Similar arguments were considered in Bank of New York Mellon (International) Ltd and v Cine-UK Ltd and others. In this decision, the Court actually considered three separate cases, which were heard together as they broadly covered the range of arguments we have seen being put forward by tenants in defence to landlords’ claims. In a very detailed (99 pages long) decision, the Court dismissed each of those arguments:
- Rent cesser – As in the TFS case, the Court was not persuaded by the tenants’ argument that “damage” should be construed widely to include economic damage/inability to trade. The reference in the leases to the fact that rent would be suspended until the property had been “rebuilt” or “reinstated” was particularly relevant, and the Court considered that it would be a “considerable stretch” to extend damage to non-physical damage.

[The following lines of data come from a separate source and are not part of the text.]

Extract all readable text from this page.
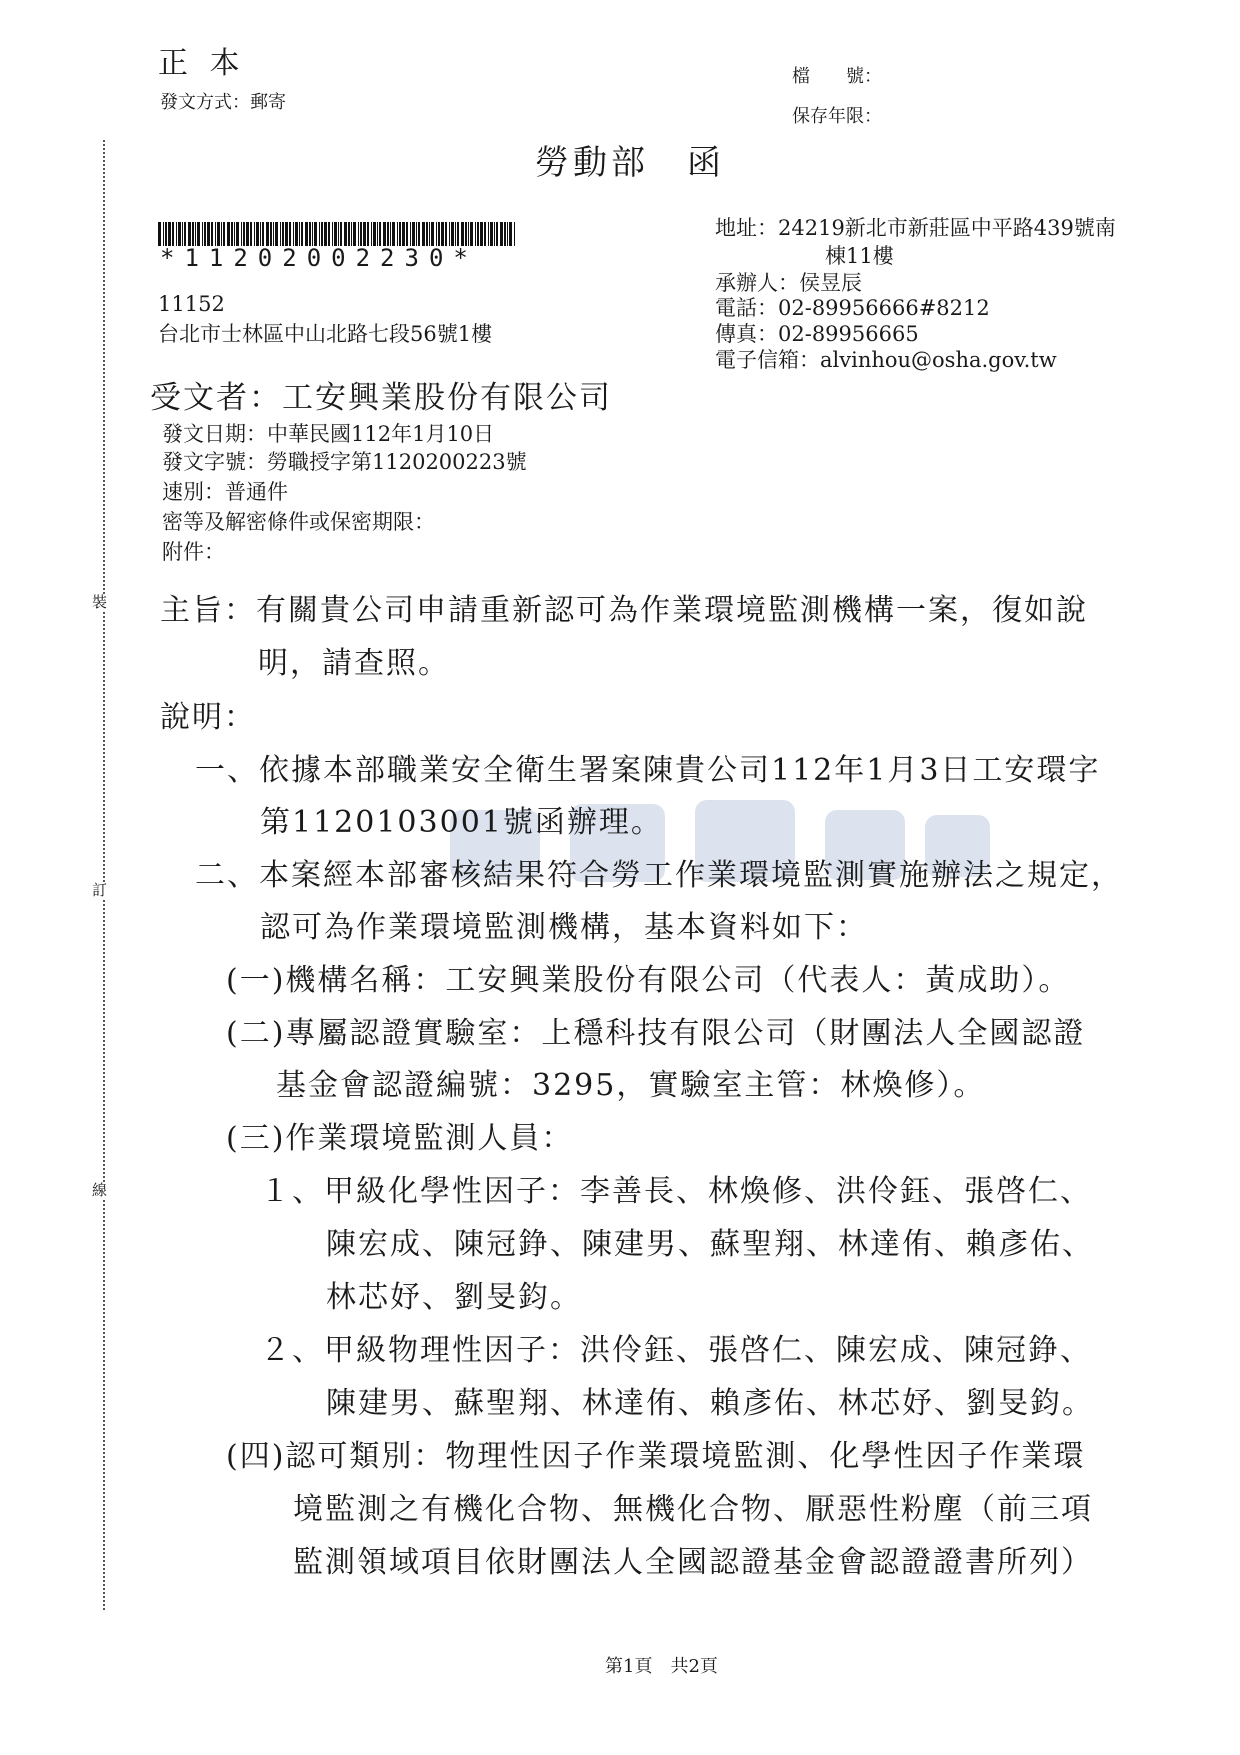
正 本
發文方式：郵寄
檔　　號：
保存年限：
勞動部　函
*11202002230*
11152
台北市士林區中山北路七段56號1樓
地址：24219新北市新莊區中平路439號南
棟11樓
承辦人：侯昱辰
電話：02-89956666#8212
傳真：02-89956665
電子信箱：alvinhou@osha.gov.tw
受文者：工安興業股份有限公司
發文日期：中華民國112年1月10日
發文字號：勞職授字第1120200223號
速別：普通件
密等及解密條件或保密期限：
附件：
裝
訂
線
主旨：有關貴公司申請重新認可為作業環境監測機構一案，復如說
明，請查照。
說明：
一、依據本部職業安全衛生署案陳貴公司112年1月3日工安環字
第1120103001號函辦理。
二、本案經本部審核結果符合勞工作業環境監測實施辦法之規定，
認可為作業環境監測機構，基本資料如下：
(一)機構名稱：工安興業股份有限公司（代表人：黃成助）。
(二)專屬認證實驗室：上穩科技有限公司（財團法人全國認證
基金會認證編號：3295，實驗室主管：林煥修）。
(三)作業環境監測人員：
１、甲級化學性因子：李善長、林煥修、洪伶鈺、張啓仁、
陳宏成、陳冠錚、陳建男、蘇聖翔、林達侑、賴彥佑、
林芯妤、劉旻鈞。
２、甲級物理性因子：洪伶鈺、張啓仁、陳宏成、陳冠錚、
陳建男、蘇聖翔、林達侑、賴彥佑、林芯妤、劉旻鈞。
(四)認可類別：物理性因子作業環境監測、化學性因子作業環
境監測之有機化合物、無機化合物、厭惡性粉塵（前三項
監測領域項目依財團法人全國認證基金會認證證書所列）
第1頁　共2頁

- Implied term – Failing to construe damage more widely, the tenants contended that terms to the effect that rent should be suspended in case of economic damage/inability to trade should be implied into the leases. The Court however found that to imply terms to that effect, to extend the rent suspension provisions, would contradict the express terms of the leases. The leases had been professionally drafted and apportioned the risks between landlord and tenant. It was also open to tenants to take out business interruption insurance, so there was no need for an implied term.
- Insurance – Again the arguments were similar to those considered in the TFS case and were dismissed for the same reasons.
- Frustration – Frustration is a doctrine which provides that where a wholly unexpected event occurs which affects a contract so as to negate its purpose, then the contract will be discharged and terminated. The tenants argued that lockdown was a frustrating event, so that the leases should be treated as suspended or terminated. The Court dismissed the idea that there can be a “temporary” frustration; a contract is either frustrated or not. The Court acknowledged that the Covid-19 pandemic and lockdowns were unprecedented, but this was not sufficient to frustrate the leases. Emphasis was placed on the length of the term of the leases, relative to the temporary disruption by lockdown. In each of these cases, the leases had at least a year left to run (with the right to be renewed under the Landlord & Tenant Act 1954) and that was not considered sufficiently short to result in the leases having been frustrated.
Conclusion
There remains to be seen whether the tenants will appeal these decisions. But in the meantime, landlords will be relieved that tenants are now unlikely to be able to successfully defend debt proceedings for arrears during the pandemic, and that they may not have to go to a full trial to get a judgment in their favour.
Whilst the current restrictions on forfeiture, CRAR and statutory demands are due to expire on 30 June 2021, it remains to be seen what will happen when these restrictions are lifted. The Government has called for evidence to support its decision-making on the best way to withdraw or replace the current measures, and it seems likely there will be a phased rather than an immediate withdrawal. For now, landlords would be well-advised to press on with proceedings and applications for summary judgment.